Dans l'ensemble, je dirais que je suis heureux et satisfait de ce qui a été réalisé au cours de mon mandat.
2. Pouvez-vous nous citer un moment fort de votre présidence ?
Un de mes moments forts comme président a été quand les membres de l’OMS ont récemment trouvé un accord sur une série d’objectifs sur les maladies non transmissibles. Réussir à organiser un sommet est une chose, mais quand vous arrivez à convaincre les gouvernements nationaux à commencer à mettre en place des cadres et des objectifs, vous commencez à espérer que le changement est en effet possible. J'ai récemment été invité à l'OMS afin d'examiner comment nous pouvons trouver un cadre pour la mise en œuvre de ses objectifs et comment nous pouvons exploiter ses mêmes objectifs dans un cadre de développement plus large.
3. Au cours de vos années passées à travailler pour la FID, quel ont été pour vous les changements les plus significatifs dans l'organisation ?
Après avoir passé 18 ans au Conseil de la FID, le principal changement que j'ai pu constater est la transformation de la FID pour devenir la véritable voix mondiale de toutes les personnes atteintes de diabète. Quand j'ai commencé, la FID était une très petite organisation avec un nombre limité d'activités : principalement ciblé sur les publications et un congrès tous les trois ans. Maintenant, c'est un défenseur dynamique pour toutes les personnes atteintes de diabète partout dans le monde et organisant un congrès biennal. La reconnaissance que la Fédération a reçue au cours de ces 18 dernières années et la contribution qu’elle a apporté pour le diabète et les soins aux personnes atteintes de diabète a été extraordinaire. J'espère que cette tendance se poursuivra dans le futur.

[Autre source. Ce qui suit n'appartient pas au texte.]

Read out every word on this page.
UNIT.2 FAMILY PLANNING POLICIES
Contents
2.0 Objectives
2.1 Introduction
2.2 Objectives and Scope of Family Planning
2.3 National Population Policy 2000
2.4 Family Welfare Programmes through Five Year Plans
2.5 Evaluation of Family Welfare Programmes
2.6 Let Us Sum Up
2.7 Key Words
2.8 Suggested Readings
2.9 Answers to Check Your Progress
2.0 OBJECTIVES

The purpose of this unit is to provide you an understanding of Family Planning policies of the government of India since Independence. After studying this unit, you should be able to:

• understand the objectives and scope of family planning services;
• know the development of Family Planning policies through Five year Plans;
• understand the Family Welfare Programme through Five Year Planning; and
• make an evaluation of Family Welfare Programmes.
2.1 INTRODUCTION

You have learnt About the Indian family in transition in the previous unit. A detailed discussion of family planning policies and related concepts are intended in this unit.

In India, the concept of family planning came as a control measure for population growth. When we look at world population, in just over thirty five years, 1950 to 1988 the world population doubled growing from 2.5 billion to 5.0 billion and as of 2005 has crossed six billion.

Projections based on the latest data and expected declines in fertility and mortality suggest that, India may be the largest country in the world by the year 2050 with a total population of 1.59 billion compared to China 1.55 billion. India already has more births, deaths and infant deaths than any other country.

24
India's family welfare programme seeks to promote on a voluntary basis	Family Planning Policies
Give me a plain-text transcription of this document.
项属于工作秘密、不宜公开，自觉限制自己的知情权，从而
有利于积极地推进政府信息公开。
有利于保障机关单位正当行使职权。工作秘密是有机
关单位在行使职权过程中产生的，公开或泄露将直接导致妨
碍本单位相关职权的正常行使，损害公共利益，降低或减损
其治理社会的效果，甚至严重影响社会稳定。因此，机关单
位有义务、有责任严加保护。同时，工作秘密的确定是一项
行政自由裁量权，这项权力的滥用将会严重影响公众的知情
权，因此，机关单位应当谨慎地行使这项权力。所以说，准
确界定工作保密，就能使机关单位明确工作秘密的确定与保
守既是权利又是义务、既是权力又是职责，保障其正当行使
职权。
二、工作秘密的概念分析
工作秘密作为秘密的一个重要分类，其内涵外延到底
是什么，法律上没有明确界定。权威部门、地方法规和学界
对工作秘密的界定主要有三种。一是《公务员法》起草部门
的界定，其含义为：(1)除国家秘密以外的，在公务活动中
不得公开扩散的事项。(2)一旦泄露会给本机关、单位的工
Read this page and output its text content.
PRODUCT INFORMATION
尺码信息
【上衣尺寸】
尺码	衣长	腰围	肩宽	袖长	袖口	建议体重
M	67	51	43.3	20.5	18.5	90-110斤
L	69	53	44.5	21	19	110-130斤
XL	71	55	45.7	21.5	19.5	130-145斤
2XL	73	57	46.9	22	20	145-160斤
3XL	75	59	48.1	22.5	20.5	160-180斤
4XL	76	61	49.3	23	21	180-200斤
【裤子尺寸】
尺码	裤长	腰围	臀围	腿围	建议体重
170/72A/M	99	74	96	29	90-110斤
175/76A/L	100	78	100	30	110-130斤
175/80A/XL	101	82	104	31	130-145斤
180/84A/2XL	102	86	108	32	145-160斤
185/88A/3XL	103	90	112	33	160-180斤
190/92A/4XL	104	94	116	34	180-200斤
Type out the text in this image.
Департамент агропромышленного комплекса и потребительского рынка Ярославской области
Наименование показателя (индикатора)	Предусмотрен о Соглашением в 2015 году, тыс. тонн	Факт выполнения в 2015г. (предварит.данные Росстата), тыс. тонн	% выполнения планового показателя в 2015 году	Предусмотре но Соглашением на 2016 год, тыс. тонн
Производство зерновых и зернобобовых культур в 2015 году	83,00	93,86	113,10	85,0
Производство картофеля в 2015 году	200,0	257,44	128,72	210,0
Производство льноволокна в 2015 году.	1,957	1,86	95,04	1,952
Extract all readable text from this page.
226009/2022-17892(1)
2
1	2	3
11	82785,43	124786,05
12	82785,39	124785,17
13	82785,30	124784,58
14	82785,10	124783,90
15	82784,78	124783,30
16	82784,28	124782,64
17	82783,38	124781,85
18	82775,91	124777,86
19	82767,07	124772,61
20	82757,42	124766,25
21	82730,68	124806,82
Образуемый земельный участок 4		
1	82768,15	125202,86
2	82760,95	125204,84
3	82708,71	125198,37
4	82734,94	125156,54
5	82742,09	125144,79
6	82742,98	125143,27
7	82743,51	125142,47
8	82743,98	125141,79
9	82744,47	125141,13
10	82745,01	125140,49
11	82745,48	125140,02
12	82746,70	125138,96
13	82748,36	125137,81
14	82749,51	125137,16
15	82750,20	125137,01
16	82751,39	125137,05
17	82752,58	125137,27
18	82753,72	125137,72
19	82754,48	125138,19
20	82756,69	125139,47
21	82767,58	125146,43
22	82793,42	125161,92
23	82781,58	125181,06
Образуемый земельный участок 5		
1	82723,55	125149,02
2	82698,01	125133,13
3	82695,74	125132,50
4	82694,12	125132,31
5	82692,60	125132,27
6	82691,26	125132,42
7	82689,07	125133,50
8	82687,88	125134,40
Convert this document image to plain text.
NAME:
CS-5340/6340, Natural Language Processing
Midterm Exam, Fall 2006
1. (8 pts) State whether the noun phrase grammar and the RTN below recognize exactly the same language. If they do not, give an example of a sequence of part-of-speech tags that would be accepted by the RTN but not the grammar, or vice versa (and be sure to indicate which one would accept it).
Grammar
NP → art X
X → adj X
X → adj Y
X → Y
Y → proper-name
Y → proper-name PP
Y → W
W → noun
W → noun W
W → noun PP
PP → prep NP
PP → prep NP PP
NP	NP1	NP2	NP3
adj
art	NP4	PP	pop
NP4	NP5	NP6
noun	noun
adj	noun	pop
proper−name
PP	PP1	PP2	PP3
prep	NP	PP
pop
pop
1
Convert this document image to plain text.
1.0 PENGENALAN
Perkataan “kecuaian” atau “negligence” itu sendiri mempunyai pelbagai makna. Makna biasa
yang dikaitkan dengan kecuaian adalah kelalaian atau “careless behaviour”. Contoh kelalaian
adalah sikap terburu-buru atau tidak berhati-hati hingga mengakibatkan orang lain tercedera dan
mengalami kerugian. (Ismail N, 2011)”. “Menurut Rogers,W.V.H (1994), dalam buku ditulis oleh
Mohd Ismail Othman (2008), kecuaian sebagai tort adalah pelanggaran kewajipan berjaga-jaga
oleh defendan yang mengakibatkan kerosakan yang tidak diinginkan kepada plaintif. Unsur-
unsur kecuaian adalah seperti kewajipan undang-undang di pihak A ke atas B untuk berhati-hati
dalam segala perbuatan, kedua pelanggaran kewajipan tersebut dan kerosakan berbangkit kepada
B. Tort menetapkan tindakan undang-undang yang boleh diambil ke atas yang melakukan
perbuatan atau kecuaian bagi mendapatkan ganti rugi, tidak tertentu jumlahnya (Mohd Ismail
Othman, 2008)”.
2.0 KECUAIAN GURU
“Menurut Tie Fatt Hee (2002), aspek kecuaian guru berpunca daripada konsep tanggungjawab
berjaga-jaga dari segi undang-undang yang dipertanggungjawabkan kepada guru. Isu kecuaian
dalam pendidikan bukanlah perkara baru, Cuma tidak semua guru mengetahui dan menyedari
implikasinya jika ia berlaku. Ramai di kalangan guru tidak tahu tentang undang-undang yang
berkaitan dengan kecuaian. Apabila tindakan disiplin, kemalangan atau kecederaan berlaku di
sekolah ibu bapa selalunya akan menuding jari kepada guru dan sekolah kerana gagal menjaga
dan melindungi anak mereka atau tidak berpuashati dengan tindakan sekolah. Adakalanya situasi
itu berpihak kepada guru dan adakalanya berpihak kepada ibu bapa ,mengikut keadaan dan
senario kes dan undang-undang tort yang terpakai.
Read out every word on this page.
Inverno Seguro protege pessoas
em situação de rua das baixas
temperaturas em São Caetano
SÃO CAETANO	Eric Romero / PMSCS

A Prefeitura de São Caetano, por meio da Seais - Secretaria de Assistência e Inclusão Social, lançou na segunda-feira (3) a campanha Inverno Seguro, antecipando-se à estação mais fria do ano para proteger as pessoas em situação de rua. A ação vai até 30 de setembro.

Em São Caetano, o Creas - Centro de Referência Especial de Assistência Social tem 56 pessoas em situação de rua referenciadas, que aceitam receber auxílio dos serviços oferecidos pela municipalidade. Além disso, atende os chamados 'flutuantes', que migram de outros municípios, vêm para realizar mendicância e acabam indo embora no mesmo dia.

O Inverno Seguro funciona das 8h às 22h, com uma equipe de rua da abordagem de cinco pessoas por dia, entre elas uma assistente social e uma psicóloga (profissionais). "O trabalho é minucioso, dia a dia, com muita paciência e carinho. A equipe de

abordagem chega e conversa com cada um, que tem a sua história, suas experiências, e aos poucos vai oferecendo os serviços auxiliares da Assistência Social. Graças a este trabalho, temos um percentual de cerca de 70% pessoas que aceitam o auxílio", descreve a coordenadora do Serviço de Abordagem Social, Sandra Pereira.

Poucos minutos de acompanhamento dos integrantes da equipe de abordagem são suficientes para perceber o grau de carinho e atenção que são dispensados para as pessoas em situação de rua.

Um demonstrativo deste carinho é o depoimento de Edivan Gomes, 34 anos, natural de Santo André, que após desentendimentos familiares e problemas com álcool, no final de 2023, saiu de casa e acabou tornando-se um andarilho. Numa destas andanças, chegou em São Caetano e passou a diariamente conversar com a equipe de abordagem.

La reconnaissance que la Fédération a reçue au cours de ces 18 dernières années et la contribution qu’elle a apporté pour le diabète et les soins aux personnes atteintes de diabète a été extraordinaire.
4. Comment souhaitez-vous voir la FID se développer à l'avenir ?
Je pense que c'est une question très difficile. L'avantage que nous avons à la FID, c'est que chaque Comité apporte sa propre contribution construisant sur les réalisations de son prédécesseur. Je veux voir la FID  continuer de croître. Nous devons aussi tirer parti de ce qui a été réalisé avec le sommet des Nations Unies. Nos Associations membres doivent aussi recevoir le soutien nécessaire afin de pouvoir utiliser les outils comme des médiateurs pour faire en sorte que les gouvernements donnent suite aux engagements qu'ils ont signés et mettent en place les mesures nécessaires pour les atteindre. La FID ne serait pas ce qu’elle est sans bureaux régionaux forts et ses Associations membres. Je tiens à continuer à les voir se renforcer afin qu'en bout de ligne, la FID devienne une grande périphérie avec un petit centre, plutôt que l'inverse.
5. Quels sont vos projets aujourd’hui ?
Je suis au service de plusieurs comités et groupes internationaux. Je suis aussi professeur d'endocrinologie et je dirige un groupe de recherche. J'ai l'avantage d'être encore jeune et donc de pouvoir continuer à travailler encore de longues années au sein des comités internationaux auxquels j'appartiens et, plus important encore, sur les activités de sensibilisation dans mon propre pays, le Cameroun. J’apporterai ma contribution partout et à chaque fois que je serai sollicité.